Cycle Racing’s Basic Rules
Cultivate a pack mentality – The most fundamental rule of road racing is to learn how to ride as a member of the pack. As part of a unified group you need to learn to steer wisely and deal with the nearness of other riders.
Strategy is not always wise – If this is the first time you are racing, forget about strategy and just stay close to the pack with one thing on your mind: finishing the race. If you ever wondered, a group of cyclists racing together is known as a peloton.
Predictability is always wise – Try your best to be predictable – this is not a sport that embraces maverick moves. Don’t move erratically or make sudden changes to your speed. Try to stick to probable lines – this is particularly important if you are new to bicycle racing.
Be the boss of your bicycle’s front wheel – One of the most important rules in cycling is to take responsibility for your front wheel. Avoid collisions and try to anticipate the next moves of the cyclists ahead of you. It is better to be cautious than to react hastily.
Then there is the Unspoken Etiquette of the Sport
In addition to the fundamental rules there is also an assumed code of conduct observed by competitive cyclists. Here are three examples:
1. No overtaking cyclists on bathroom breaks – At some point every cyclist has to go to the toilet, so it is pointless increasing your pace when another rider has a break.
2. Don’t break away during a refuelling stop – Sneaking away while other cyclists are at a stop is considered impolite. While cyclists are in the process of stopping for a short break, correct etiquette would be to slow down, or even better – take a break alongside your peers.
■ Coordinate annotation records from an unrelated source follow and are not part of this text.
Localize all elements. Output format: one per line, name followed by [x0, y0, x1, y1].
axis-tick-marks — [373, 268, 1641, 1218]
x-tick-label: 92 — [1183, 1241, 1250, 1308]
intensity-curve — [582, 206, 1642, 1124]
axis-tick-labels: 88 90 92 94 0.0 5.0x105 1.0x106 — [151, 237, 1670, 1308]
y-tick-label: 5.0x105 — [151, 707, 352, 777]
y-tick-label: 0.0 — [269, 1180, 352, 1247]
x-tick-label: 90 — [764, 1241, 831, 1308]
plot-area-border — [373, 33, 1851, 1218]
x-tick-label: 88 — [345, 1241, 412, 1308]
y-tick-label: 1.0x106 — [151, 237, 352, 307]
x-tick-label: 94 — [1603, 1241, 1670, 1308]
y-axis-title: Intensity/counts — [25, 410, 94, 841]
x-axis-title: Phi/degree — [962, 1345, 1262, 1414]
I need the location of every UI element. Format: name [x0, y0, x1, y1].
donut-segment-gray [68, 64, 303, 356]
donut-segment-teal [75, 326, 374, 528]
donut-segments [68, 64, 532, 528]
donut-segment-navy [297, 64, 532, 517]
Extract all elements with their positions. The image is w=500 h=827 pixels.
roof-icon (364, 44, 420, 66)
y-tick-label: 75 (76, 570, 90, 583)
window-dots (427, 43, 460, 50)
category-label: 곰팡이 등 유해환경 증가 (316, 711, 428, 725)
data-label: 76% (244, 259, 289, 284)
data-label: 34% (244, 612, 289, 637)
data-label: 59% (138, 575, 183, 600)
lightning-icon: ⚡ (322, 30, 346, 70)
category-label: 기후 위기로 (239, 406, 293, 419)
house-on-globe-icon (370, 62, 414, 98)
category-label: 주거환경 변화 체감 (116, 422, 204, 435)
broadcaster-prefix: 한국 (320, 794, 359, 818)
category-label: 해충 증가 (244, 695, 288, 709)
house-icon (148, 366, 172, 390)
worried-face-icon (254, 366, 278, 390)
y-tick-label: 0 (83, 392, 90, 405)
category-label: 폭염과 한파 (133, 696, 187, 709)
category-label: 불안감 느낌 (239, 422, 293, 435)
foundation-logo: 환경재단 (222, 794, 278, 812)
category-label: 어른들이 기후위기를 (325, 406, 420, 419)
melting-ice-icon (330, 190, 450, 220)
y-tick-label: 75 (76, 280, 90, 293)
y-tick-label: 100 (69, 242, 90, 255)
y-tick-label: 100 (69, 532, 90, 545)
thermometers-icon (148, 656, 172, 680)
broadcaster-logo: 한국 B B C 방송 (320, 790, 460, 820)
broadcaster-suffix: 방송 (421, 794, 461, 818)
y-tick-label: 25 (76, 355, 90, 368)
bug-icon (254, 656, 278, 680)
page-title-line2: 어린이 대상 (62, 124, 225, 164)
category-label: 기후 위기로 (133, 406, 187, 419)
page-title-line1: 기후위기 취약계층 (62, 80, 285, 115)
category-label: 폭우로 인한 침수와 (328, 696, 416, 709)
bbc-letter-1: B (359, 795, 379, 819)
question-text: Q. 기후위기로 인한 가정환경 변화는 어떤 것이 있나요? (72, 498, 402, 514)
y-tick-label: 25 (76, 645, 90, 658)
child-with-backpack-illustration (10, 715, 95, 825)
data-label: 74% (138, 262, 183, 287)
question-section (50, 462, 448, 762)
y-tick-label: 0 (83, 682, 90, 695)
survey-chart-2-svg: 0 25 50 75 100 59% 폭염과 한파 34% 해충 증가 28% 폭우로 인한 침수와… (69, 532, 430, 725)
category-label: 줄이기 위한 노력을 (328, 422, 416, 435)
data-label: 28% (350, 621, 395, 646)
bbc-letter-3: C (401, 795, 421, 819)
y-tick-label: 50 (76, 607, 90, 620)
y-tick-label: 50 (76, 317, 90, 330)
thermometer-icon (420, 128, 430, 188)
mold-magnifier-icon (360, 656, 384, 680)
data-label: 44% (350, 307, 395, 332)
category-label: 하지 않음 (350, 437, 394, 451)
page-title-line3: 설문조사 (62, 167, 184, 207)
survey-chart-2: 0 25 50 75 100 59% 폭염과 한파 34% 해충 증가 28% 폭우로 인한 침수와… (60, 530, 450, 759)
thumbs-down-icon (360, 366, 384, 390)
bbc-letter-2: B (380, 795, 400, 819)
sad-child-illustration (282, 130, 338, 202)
3. If you stay in the middle, don’t ‘sprint’ for the finish line – Cyclists who remain in the centre of the peloton during the race should not pull towards the finish line when the race draws to an end. Respectful racers make sure they take a turn pulling at the front throughout the race, or forfeit their chance at finishing faster. Riding in the centre of the bunch makes for easier cycling and it is not fair on others who have endured a more arduous race.